Monday, May 18, 2015

Dogs on my mind

Today was Sophie's birthday, which I totally forgot about until I woke up this morning (that's okay, I also totally forgot that if I'd stayed married, Saturday would have marked 51 years--oh good gracious!). By coincidence, I made an appointment for Sophie's annual checkup today, and I'm pleased to report that she's in excellent health--a little dry skin and a little tartar on her teeth, nothing to worry about--I should have such minor problems.
But somehow tonight I got to thinking about the dogs I've owned and loved over the years. There have been a lot of them, and I loved them all but a few stand out. When I was quite young and terrified of dogs, my parents bought my brother a collie mix named Timmy--a female, no doubt a rescue dog. Someplace I have a wonderful picture of Timmy and me, sitting on a dune in the Indiana Dunes State Park, looking out over Lake Michigan. That particular spot is where I often go in my mind when I want to go to a place of calm and peace--and I take Timmy with me.
And then there was Shea, a beautiful mahogany tri-color male collie. When we were in Kirksville, Missouri, friends were going abroad for a year and asked us to keep him. Ever after when they came back, Shea would run away to our house. When we were moving to Texas, we gathered our nerves and asked if we could take him. The owner said, "Thank God. I thought you'd never ask." Shea was a magnificent, dignified gentleman.

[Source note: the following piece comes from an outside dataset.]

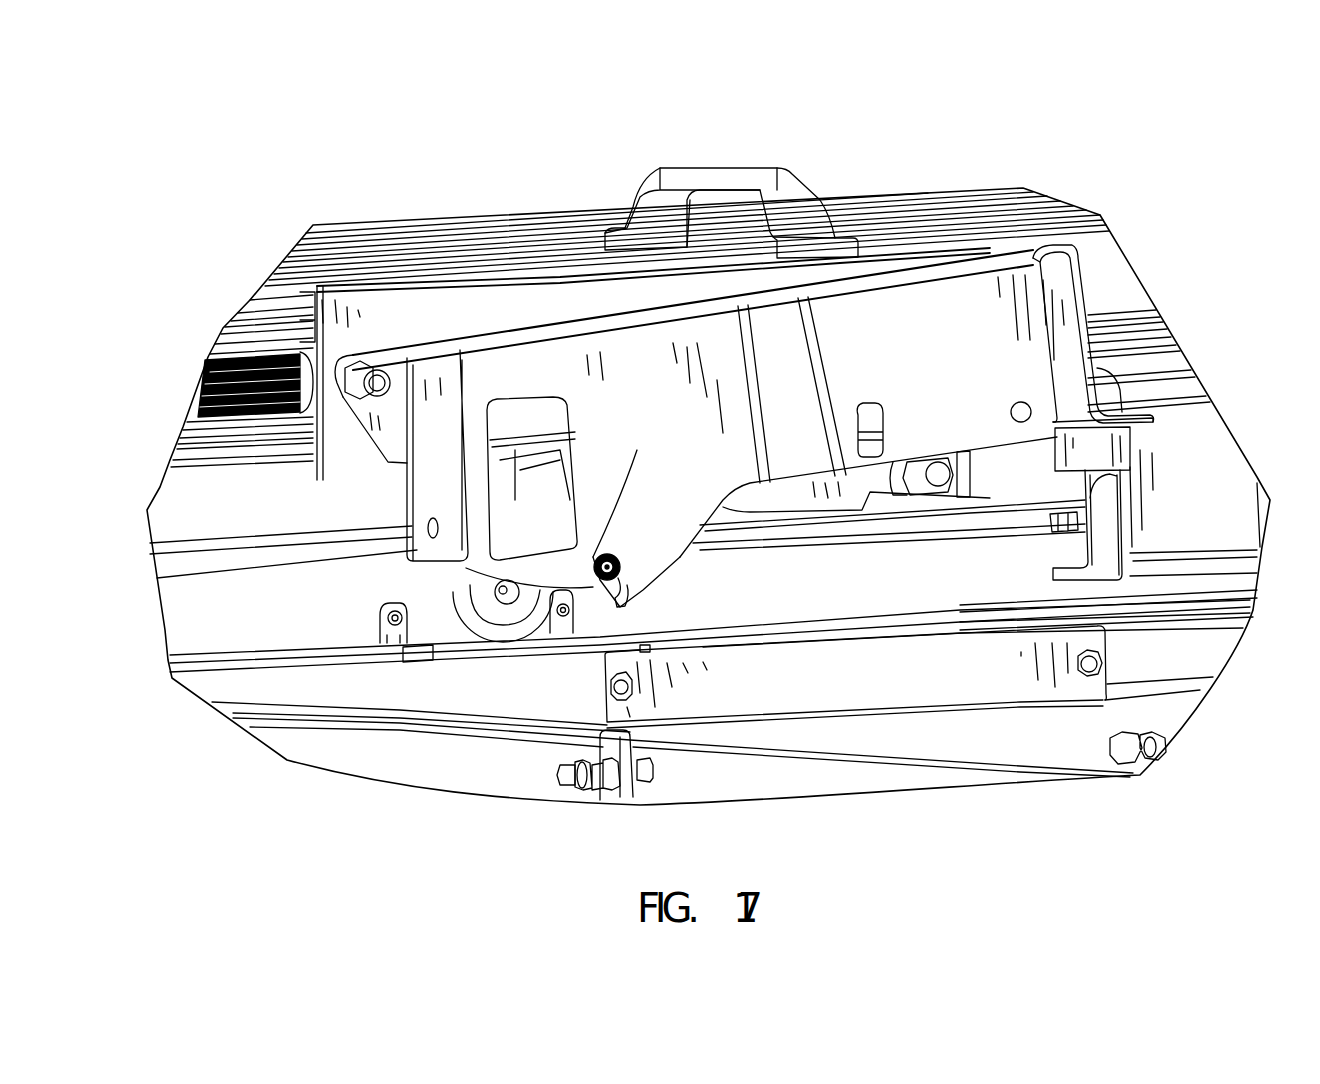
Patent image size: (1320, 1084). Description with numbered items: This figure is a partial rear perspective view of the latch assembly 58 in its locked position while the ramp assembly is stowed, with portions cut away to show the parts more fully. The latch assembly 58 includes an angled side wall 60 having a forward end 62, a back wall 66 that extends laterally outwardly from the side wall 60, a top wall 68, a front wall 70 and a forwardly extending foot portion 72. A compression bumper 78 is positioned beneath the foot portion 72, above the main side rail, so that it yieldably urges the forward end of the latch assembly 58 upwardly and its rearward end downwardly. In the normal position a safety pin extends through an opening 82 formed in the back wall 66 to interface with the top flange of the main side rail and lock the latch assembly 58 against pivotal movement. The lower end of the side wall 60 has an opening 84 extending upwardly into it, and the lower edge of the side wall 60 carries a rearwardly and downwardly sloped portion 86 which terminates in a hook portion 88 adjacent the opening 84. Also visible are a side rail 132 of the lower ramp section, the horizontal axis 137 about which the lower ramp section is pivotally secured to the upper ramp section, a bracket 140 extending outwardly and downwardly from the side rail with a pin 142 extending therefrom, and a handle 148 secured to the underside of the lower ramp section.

At the same time my brother had a German Shepherd who would follow him to class. The professor would order him to take the dog outside; the next time someone opened the door, King was back upstairs at John's feet. Finally after this went on for a while, John said, "Sir, if you'll let him stay, he'll sit quietly at my feet." And he did.
Jacob with Scooby
We had all kinds of dogs when the children were little, but I think they most remember Claudine, the Irish Wolfhound and the most gentle giant I ever knew. A true sweetheart who had a litter while she was with us and had one limp puppy--she knew better than me and kept trying to bury it in sofa cushions or something because she knew it would die. I wore it on my chest so the motion and heat would revive it. It didn't work. The bigger the dog, the shorter the life--we lost Claudine at nine to cancer.
Along the way there were Cairns (the only other small dogs I ever owned) and Bearded Collies but the other dog who holds a special place in my heart is Scooby, my rescue Aussie. So gentle, so grateful for love. He'd been a junkyard dog and abused, and he had a lot of baggage, but he was a love.
I've always had big dogs, so Sophie is a bit of shock to me--she's medium, weighs 32 lbs. as of today--but in some ways she has a small dog temperament. Excitability, high-pitched barking when she feels it's called for. But I adore her and I think it's mutual (she's asleep at my feet right now) and I wouldn't trade for her. She has a long line of beloved dogs behind her.